Lou and Sue Heavenrich in one of their favorite spots in Candor, next to the dam near the Village entrance. The couple were just named Candor People of the Year.

Lou and Sue Heavenrich in one of their favorite spots in Candor, next to the dam near the Village entrance. The couple were just named Candor People of the Year. 


Candor Community Services has named Lou and Sue Heavenrich its Candor Citizens of the Year for 2019, and a public reception will be held in their honor on May 5 from 2 to 4 p.m. 

Both Lou and Sue Heavenrich (the couple will be married 37 years in June) have earned the distinction in their own rights, according to a press release issued by Melvin Foster, president of the Candor Community Service Corporation.

Lou Heavenrich has volunteered for the Candor Emergency Squad for 30 years and has served two stints on its board. One of his prouder contributions was being involved as the organization moved out of debt.

“Lou’s commitment to providing emergency medical assistance has made many lives better over the years,” the press release states. 

He has also been a supporter of the Candor St. Baldrick’s event for the nine years of its existence, shaving his head every year to raise money for childhood cancer research and earning the title Knight Commander for his 10 years total of service with St. Baldrick’s. 

In the past he was a volunteer with the Candor Soccer Club and Tioga County Youth Soccer Association.

The Heavenriches met while teaching at the same school in Stowe, VT. They moved to Candor after Lou Heavenrich was transferred to Endicott for a position at IBM. 

They have two sons who were homeschooled until fifth grade, then attended Candor schools. Sue Heavenrich said she developed a keen curiosity for the natural world while homeschooling her sons, which led to a lifelong exploration of the subject and the publication of multiple books and articles. 

Sue Heavenrich has volunteered many ways at the Candor Free Library, where she was a library trustee for 17 years. She is a blogger and content manager for the library webpage. She has also been involved in the Friends of the Candor Free Library, and this past fall she was elected to serve as a Tioga County trustee on the Finger Lakes Library System board. 

“She was a valuable member of the board and served as the secretary for many years,” said Fran Howe, now-retired longtime Candor Free Library director. 

“She was always a woman full of ideas and enthusiasm for the library and library services,” Howe added, “and she did many volunteer projects working with children.”

Sue Heavenrich has been a passionate proponent of the Tai Chi for Seniors program in Candor; she organized it and has been the instructor for 11 years. Three of her former students are now teaching Tai Chi elsewhere. 

“But probably what has gained her the most notice (or notoriety) is her role as town activist,” the press release states. “For years she has advocated and acted for open government, first amendment exercise, and environmental stewardship, in her occupation as a newspaper writer for several local papers, as well as in her role as an engaged citizen.”

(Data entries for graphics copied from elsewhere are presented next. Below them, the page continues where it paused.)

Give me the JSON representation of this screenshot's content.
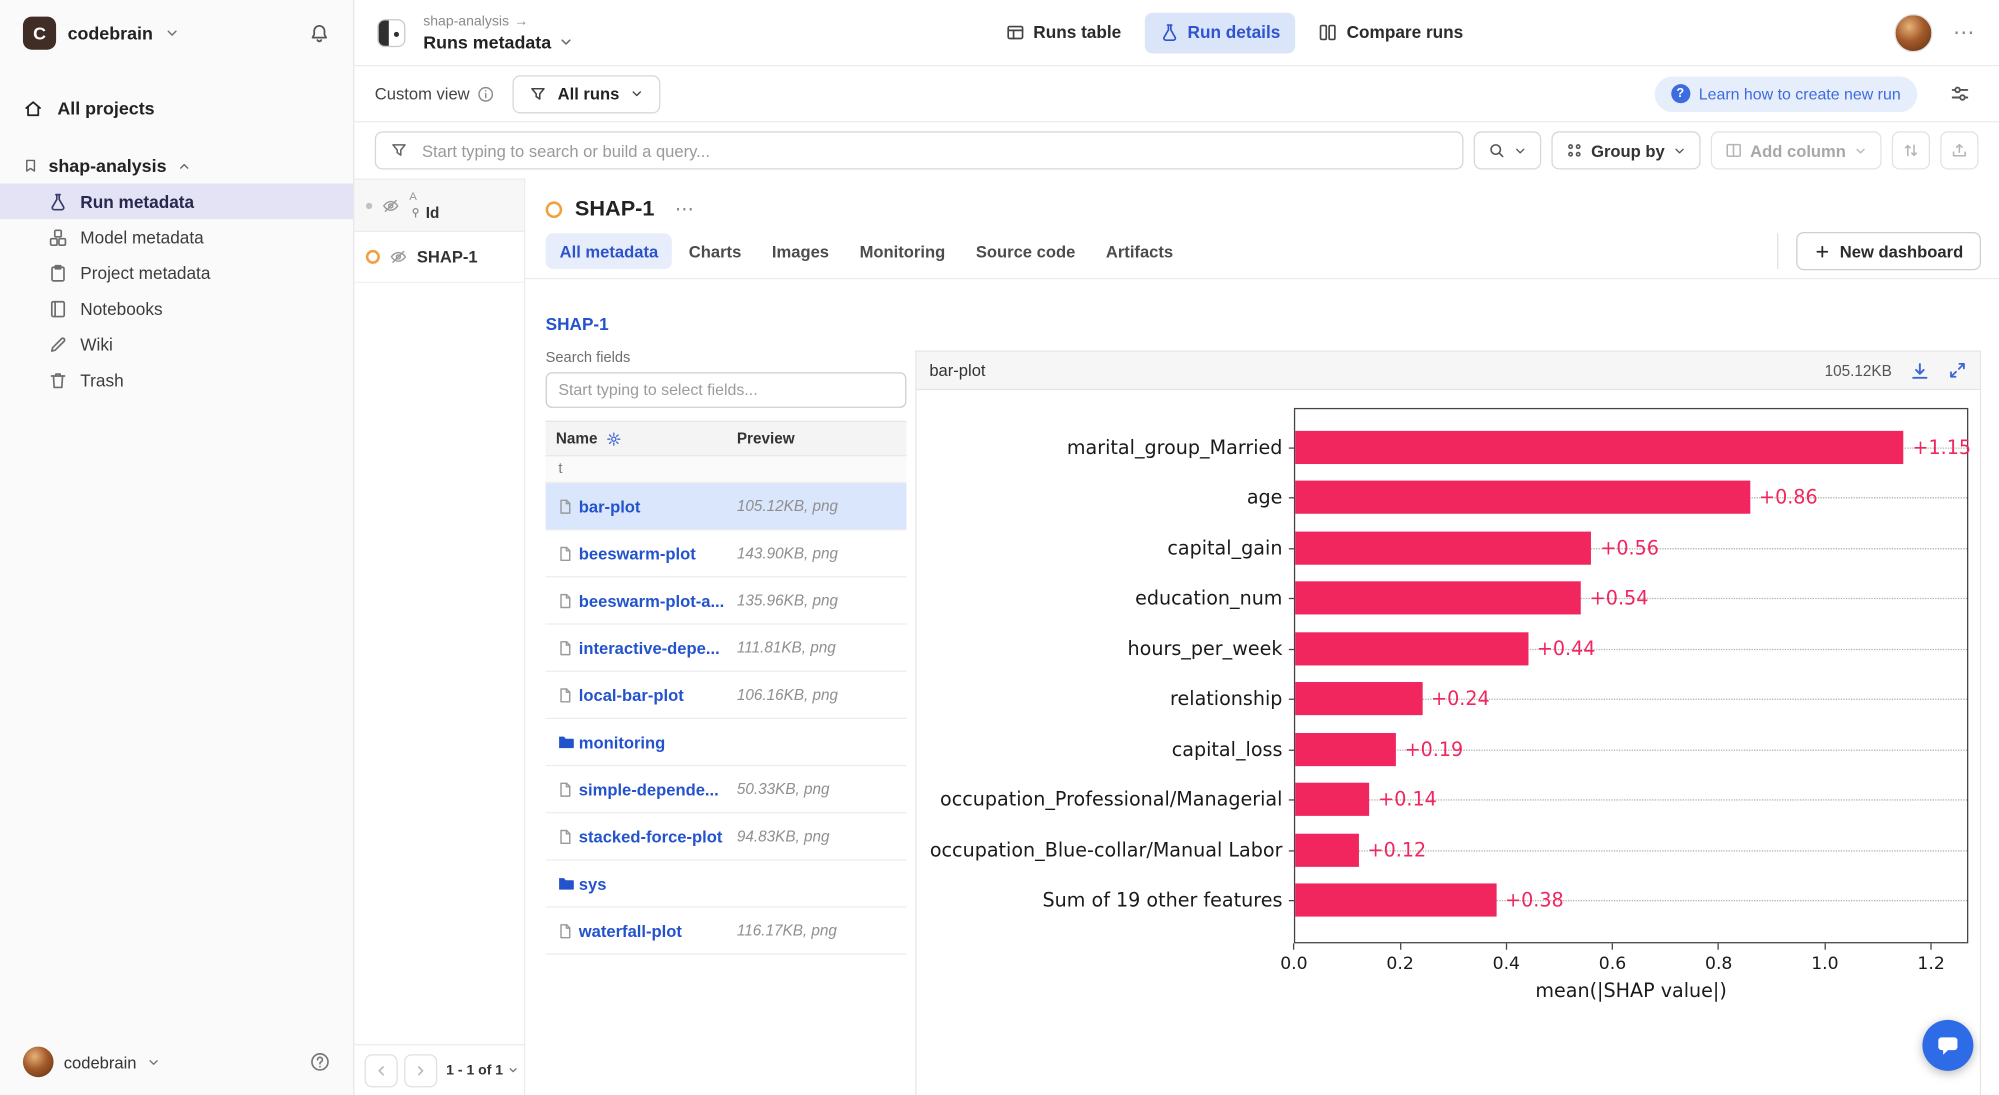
{
  "icons": {
    "breadcrumb_arrow": "→",
    "more_menu": "⋯",
    "field_type_text": "t",
    "question_mark": "?"
  },
  "sidebar": {
    "logo_letter": "C",
    "workspace": "codebrain",
    "all_projects_label": "All projects",
    "project_name": "shap-analysis",
    "items": [
      {
        "label": "Run metadata",
        "icon": "flask-icon",
        "active": true
      },
      {
        "label": "Model metadata",
        "icon": "model-icon",
        "active": false
      },
      {
        "label": "Project metadata",
        "icon": "clipboard-icon",
        "active": false
      },
      {
        "label": "Notebooks",
        "icon": "notebook-icon",
        "active": false
      },
      {
        "label": "Wiki",
        "icon": "pencil-icon",
        "active": false
      },
      {
        "label": "Trash",
        "icon": "trash-icon",
        "active": false
      }
    ],
    "footer_user": "codebrain"
  },
  "header": {
    "breadcrumb_project": "shap-analysis",
    "view_title": "Runs metadata",
    "nav": [
      {
        "label": "Runs table",
        "icon": "table-icon",
        "active": false
      },
      {
        "label": "Run details",
        "icon": "flask-icon",
        "active": true
      },
      {
        "label": "Compare runs",
        "icon": "compare-icon",
        "active": false
      }
    ]
  },
  "viewbar": {
    "custom_view_label": "Custom view",
    "runs_filter_label": "All runs",
    "learn_link_label": "Learn how to create new run"
  },
  "querybar": {
    "search_placeholder": "Start typing to search or build a query...",
    "group_by_label": "Group by",
    "add_column_label": "Add column"
  },
  "runs_list": {
    "sort_tag": "A",
    "id_header": "Id",
    "rows": [
      {
        "name": "SHAP-1"
      }
    ],
    "pagination_label": "1 - 1 of 1"
  },
  "run_details": {
    "title": "SHAP-1",
    "tabs": [
      {
        "label": "All metadata",
        "active": true
      },
      {
        "label": "Charts",
        "active": false
      },
      {
        "label": "Images",
        "active": false
      },
      {
        "label": "Monitoring",
        "active": false
      },
      {
        "label": "Source code",
        "active": false
      },
      {
        "label": "Artifacts",
        "active": false
      }
    ],
    "new_dashboard_label": "New dashboard",
    "fields": {
      "section_link": "SHAP-1",
      "search_label": "Search fields",
      "search_placeholder": "Start typing to select fields...",
      "name_header": "Name",
      "preview_header": "Preview",
      "rows": [
        {
          "name": "bar-plot",
          "preview": "105.12KB, png",
          "type": "file",
          "selected": true
        },
        {
          "name": "beeswarm-plot",
          "preview": "143.90KB, png",
          "type": "file",
          "selected": false
        },
        {
          "name": "beeswarm-plot-a...",
          "preview": "135.96KB, png",
          "type": "file",
          "selected": false
        },
        {
          "name": "interactive-depe...",
          "preview": "111.81KB, png",
          "type": "file",
          "selected": false
        },
        {
          "name": "local-bar-plot",
          "preview": "106.16KB, png",
          "type": "file",
          "selected": false
        },
        {
          "name": "monitoring",
          "preview": "",
          "type": "folder",
          "selected": false
        },
        {
          "name": "simple-depende...",
          "preview": "50.33KB, png",
          "type": "file",
          "selected": false
        },
        {
          "name": "stacked-force-plot",
          "preview": "94.83KB, png",
          "type": "file",
          "selected": false
        },
        {
          "name": "sys",
          "preview": "",
          "type": "folder",
          "selected": false
        },
        {
          "name": "waterfall-plot",
          "preview": "116.17KB, png",
          "type": "file",
          "selected": false
        }
      ]
    }
  },
  "preview": {
    "title": "bar-plot",
    "size": "105.12KB"
  },
  "chart_data": {
    "type": "bar",
    "orientation": "horizontal",
    "categories": [
      "marital_group_Married",
      "age",
      "capital_gain",
      "education_num",
      "hours_per_week",
      "relationship",
      "capital_loss",
      "occupation_Professional/Managerial",
      "occupation_Blue-collar/Manual Labor",
      "Sum of 19 other features"
    ],
    "values": [
      1.15,
      0.86,
      0.56,
      0.54,
      0.44,
      0.24,
      0.19,
      0.14,
      0.12,
      0.38
    ],
    "value_labels": [
      "+1.15",
      "+0.86",
      "+0.56",
      "+0.54",
      "+0.44",
      "+0.24",
      "+0.19",
      "+0.14",
      "+0.12",
      "+0.38"
    ],
    "xlabel": "mean(|SHAP value|)",
    "xticks": [
      0,
      0.2,
      0.4,
      0.6,
      0.8,
      1,
      1.2
    ],
    "xlim": [
      0,
      1.27
    ],
    "bar_color": "#f1265f",
    "grid": "dotted-row-lines",
    "legend": "none"
  }
}
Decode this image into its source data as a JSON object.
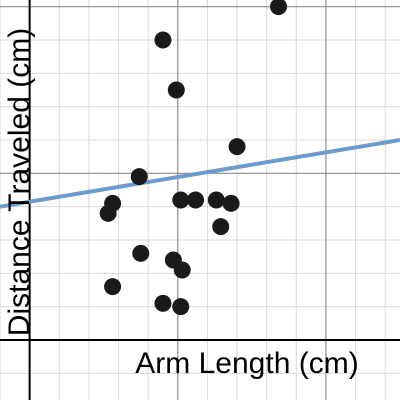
{
  "chart_data": {
    "type": "scatter",
    "title": "",
    "xlabel": "Arm Length (cm)",
    "ylabel": "Distance Traveled (cm)",
    "xlim": [
      -1,
      12.5
    ],
    "ylim": [
      -1.8,
      10.2
    ],
    "grid": true,
    "colors": {
      "points": "#1a1a1a",
      "trend_line": "#6b9ccc",
      "grid_minor": "#d9d9d9",
      "grid_major": "#8c8c8c",
      "axis": "#000000"
    },
    "points": [
      {
        "x": 4.5,
        "y": 9.0
      },
      {
        "x": 4.95,
        "y": 7.5
      },
      {
        "x": 8.4,
        "y": 10.0
      },
      {
        "x": 7.0,
        "y": 5.8
      },
      {
        "x": 3.7,
        "y": 4.9
      },
      {
        "x": 2.8,
        "y": 4.1
      },
      {
        "x": 2.65,
        "y": 3.8
      },
      {
        "x": 5.1,
        "y": 4.2
      },
      {
        "x": 5.6,
        "y": 4.2
      },
      {
        "x": 6.3,
        "y": 4.2
      },
      {
        "x": 6.8,
        "y": 4.1
      },
      {
        "x": 6.45,
        "y": 3.4
      },
      {
        "x": 3.75,
        "y": 2.6
      },
      {
        "x": 4.85,
        "y": 2.4
      },
      {
        "x": 5.15,
        "y": 2.1
      },
      {
        "x": 2.8,
        "y": 1.6
      },
      {
        "x": 4.5,
        "y": 1.1
      },
      {
        "x": 5.1,
        "y": 1.0
      }
    ],
    "trend_line": {
      "x": [
        -1,
        12.5
      ],
      "y": [
        4.0,
        6.0
      ]
    }
  }
}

In her latest book, “Diet for a Changing Climate: Food for Thought,” she collaborated with Christy Mihaly to investigate insects and invasive weeds as possible food sources. This book was included by The Nature Generation on its short list for the national Green Earth Book Award 2019. 

“Dandelions are better than kale,” she proclaimed on a sunny morning while sipping tea with her husband at Firehouse Cafe in Candor. The whole first section of the book is dedicated to edible weeds. 

The couple said they chose to stay in Candor simply because it became home to them. 

“It’s our house,” said Sue Heavenrich; when people come up the road and see it, she said, they immediately know why they’re here.

“Sue has a little organic garden,” her husband added. 

In their unique ways, they have both carved out a niche in Candor that no one else could fill, and they plan to continue calling it home.